The S&P 500 Index rose 0.2 percent to 2,182.22 at 4 p.m. in New York, after the gauge wiped out a 0.4 percent slide. The Dow Jones Industrial Average rose 21.92 points, or 0.1 percent, to 18,573.94, erasing an early 83-point drop. The Nasdaq Composite Index increased less than 0.1 percent. About 6.4 billion shares traded hands on U.S. exchanges, 7 percent below the three-month average.
“The knee-jerk reaction is still lower-for-longer,” said Mark Luschini, chief investment strategist at Philadelphia-based Janney Montgomery Scott LLC, which manages $54 billion. “There were a couple innuendos that a few members thought we should be acting. But other language offered enough excuses for things taking place both domestically and globally to justify doing nothing for the time being. It seems like the Fed is finding reasons not to hike interest rates, and therefore it was a market-friendly release.”
Officials said they needed more data “in order to gauge the underlying momentum in the labor market and economic activity,” the minutes released in Washington said. Since the meeting, data has been mixed with hiring showing a sharp increase while retail sales stagnated in July. Producer prices contracted last month and consumer prices were flat, bolstering the argument that inflation remains subdued.
Equities rebounded as utilities, financial and consumer-staples stocks shook off earlier declines. Power company Dominion Resources Inc. gained 2.6 percent, the most in five months. Target and Lowe’s each lost more than 5.6 percent, while Staples Inc. dropped 7.1 percent after its profit outlook was short of estimates. Cisco Systems Inc. sank 1.3 percent
before its earnings release, after a report said it will cut as many as 14,000 jobs. Urban Outfitters Inc. soared 16 percent after its results exceeded analysts’ forecasts.

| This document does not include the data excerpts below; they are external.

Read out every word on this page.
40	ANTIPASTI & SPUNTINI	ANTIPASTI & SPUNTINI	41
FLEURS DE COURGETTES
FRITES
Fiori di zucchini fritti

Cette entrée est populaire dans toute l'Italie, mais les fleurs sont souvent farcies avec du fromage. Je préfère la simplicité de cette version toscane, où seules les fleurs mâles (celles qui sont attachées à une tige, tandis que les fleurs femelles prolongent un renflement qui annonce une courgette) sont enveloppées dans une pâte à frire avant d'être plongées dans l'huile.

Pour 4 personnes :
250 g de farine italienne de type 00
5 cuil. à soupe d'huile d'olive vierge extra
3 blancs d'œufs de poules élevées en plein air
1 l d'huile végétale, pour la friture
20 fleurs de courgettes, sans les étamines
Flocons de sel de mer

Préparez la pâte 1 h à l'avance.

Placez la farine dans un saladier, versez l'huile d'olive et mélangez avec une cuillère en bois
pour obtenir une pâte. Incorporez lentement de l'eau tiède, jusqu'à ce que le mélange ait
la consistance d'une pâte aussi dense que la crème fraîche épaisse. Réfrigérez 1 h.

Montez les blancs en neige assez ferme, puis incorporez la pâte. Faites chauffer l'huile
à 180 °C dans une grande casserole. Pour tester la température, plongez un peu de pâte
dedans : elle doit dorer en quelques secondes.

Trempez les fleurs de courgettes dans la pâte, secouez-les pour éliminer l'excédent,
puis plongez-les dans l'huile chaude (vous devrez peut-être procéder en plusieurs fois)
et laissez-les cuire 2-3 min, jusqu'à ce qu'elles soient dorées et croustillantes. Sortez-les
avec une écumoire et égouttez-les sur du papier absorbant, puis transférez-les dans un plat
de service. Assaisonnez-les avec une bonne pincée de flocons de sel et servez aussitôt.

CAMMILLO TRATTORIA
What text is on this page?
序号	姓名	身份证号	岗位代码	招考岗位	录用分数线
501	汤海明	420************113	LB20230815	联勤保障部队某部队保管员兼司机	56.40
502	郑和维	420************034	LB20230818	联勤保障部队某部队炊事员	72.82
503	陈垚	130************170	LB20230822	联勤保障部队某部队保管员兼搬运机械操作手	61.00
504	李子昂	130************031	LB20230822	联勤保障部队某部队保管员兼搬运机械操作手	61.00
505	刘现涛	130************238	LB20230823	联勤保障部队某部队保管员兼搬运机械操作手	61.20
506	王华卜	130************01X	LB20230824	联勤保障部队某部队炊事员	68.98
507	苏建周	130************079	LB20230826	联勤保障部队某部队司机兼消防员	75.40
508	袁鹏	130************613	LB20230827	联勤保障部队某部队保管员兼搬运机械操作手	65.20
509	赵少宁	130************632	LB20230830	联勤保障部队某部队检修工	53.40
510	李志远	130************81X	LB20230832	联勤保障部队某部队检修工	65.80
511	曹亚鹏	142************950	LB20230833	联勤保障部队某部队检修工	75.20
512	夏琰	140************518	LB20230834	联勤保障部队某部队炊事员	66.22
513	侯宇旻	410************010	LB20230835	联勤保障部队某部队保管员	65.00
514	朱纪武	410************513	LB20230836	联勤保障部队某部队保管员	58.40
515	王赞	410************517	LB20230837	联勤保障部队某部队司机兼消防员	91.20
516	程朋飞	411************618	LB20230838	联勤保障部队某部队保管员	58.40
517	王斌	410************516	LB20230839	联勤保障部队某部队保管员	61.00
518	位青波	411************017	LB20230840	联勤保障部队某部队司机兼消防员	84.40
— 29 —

Shares fell from all-time highs Tuesday after New York Fed President William Dudley said the central bank could potentially raise interest rates as soon as next month. His warning that investors are underestimating the likelihood of higher borrowing costs took some momentum out of a six-week rally for stocks. Traders’ bets for a rate increase were pushed back today, with February 2017 now the first month with at least even odds of such a move, versus December before the meeting minutes were released.
Equities climbed to fresh peaks in the month through Monday, boosted by better-than-estimated corporate results, an improving labor market and optimism central banks will stay supportive of growth. The gains have pushed the S&P 500’s valuation relative to future earnings to the highest in more than a decade. The benchmark closed Wednesday up 6.8 percent in 2016, after rallying more than 19 percent from a 22-month low in February.
The earnings season is drawing to a close, with fewer than 40 of the S&P 500’s companies yet to report. So far, 78 percent of the firms have beaten profit projections and 56 percent topped on sales. While results have exceeded predictions, analysts forecast index members will still post a 2.5 percent drop in net income, and estimate a 0.8 percent decline for the quarter ending in September. That would extend the slide in earnings to a sixth period, the longest since the financial crisis.
In Wednesday’s trading, seven of the S&P 500’s 10 main industries rose, with utilities surging 1.5 percent, the most since June 30, after erasing a 0.9 percent selloff. Financials, consumer staples and industrial stocks added at least 0.3 percent. Phone companies rose 0.2 percent after wiping out a 1 percent drop. Raw-materials, consumer discretionary and technology shares slipped. The CBOE Volatility Index fell 3.6 percent to 12.19, after reversing an 8.5 percent jump at midday.
Retailers fell for a third day, their longest losing streak in two months. Stronger-than-forecast earnings last week from Macy’s Inc., Kohl’s Corp. and Nordstrom Inc. had helped send the group to a record on Friday, before being dragged lower today as Target and Lowe’s suffered their worst declines since at least May.
Target said sales of Apple Inc.’s iPods, iPhones and other devices fell 20 percent at its stores during the second quarter. Apple slipped as much as 1 percent before closing down 0.2 percent. Best Buy Co. dropped 2.9 percent, the most in six weeks.
Joining Apple and Cisco Systems to weigh on technology shares, Nvidia Corp. fell 2.3 percent to stretch declines to a third session, the longest in five months.